Clinical Differential Diagnosis
Acute severe headache is the hallmark of hemorrhagic stroke (HS). Thunderclap headache, particularly if accompanied by nausea/vomiting or other neurological symptoms, should be considered HS until otherwise proven. Underlying lesions include ruptured aneurysms or AVMs. Patients can present with nonspecific encephalopathy and altered consciousness. Progressive neurological deficits can occur with brain parenchymal or cranial nerve compression.
Systemic causes of subarachnoid hemorrhage include leukemia, idiopathic thrombocytopenic purpura, hemorrhagic disease of the newborn, hemophilia, and other bleeding diatheses. Seizures, meningeal signs, and fever can occur and can be distinguished from infectious meningitis by CSF testing.

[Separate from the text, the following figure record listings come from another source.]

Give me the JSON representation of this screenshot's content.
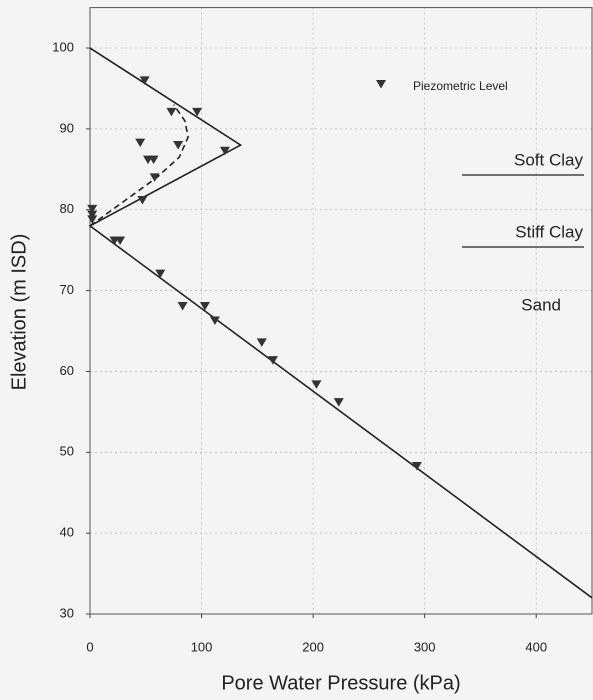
{
  "chart_data": {
    "type": "scatter",
    "x_label": "Pore Water Pressure (kPa)",
    "y_label": "Elevation (m ISD)",
    "xlim": [
      0,
      450
    ],
    "ylim": [
      30,
      105
    ],
    "xticks": [
      0,
      100,
      200,
      300,
      400
    ],
    "yticks": [
      30,
      40,
      50,
      60,
      70,
      80,
      90,
      100
    ],
    "grid": true,
    "legend": "top-right",
    "series": [
      {
        "name": "Piezometric Level",
        "color": "#333333",
        "marker": "triangle",
        "x": [
          49,
          73,
          96,
          45,
          79,
          121,
          52,
          57,
          58,
          47,
          2,
          2,
          2,
          22,
          27,
          63,
          83,
          103,
          112,
          154,
          164,
          203,
          223,
          293
        ],
        "values": [
          96,
          92.1,
          92.1,
          88.3,
          88,
          87.3,
          86.2,
          86.2,
          84,
          81.2,
          80.1,
          79.4,
          78.8,
          76.2,
          76.2,
          72.1,
          68.1,
          68.1,
          66.3,
          63.6,
          61.4,
          58.4,
          56.2,
          48.3
        ]
      }
    ],
    "lines": [
      {
        "style": "solid",
        "color": "#222222",
        "x": [
          0,
          135,
          0,
          450
        ],
        "values": [
          100,
          88,
          78,
          32
        ]
      },
      {
        "style": "dashed",
        "color": "#222222",
        "x": [
          0,
          30,
          60,
          80,
          88,
          85,
          75
        ],
        "values": [
          78,
          81,
          84,
          86.5,
          89,
          91,
          93
        ]
      }
    ],
    "annotations": [
      "Soft Clay",
      "Stiff Clay",
      "Sand"
    ]
  }
}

Imaging Differential Diagnosis
Cavernous malformations (CCMs): Approximately 85% of brain CCMs are supratentorial in children (92% cerebral, 8% basal ganglia). The remainder are located infratentorially (57% brainstem, 43% cerebellar). Rarely, CCMs can also occur in the spinal cord. CT can show hyperdense areas of hemorrhage and calcification in larger lesions ( Fig. 27.5A ). Brain MRI, especially susceptibility-weighted sequences, has the greatest sensitivity for micro- and macrohemorrhages ( Fig. 27.5B ). MRI screening is recommended for first-degree relatives of patients with CCMs with two or more affected family members.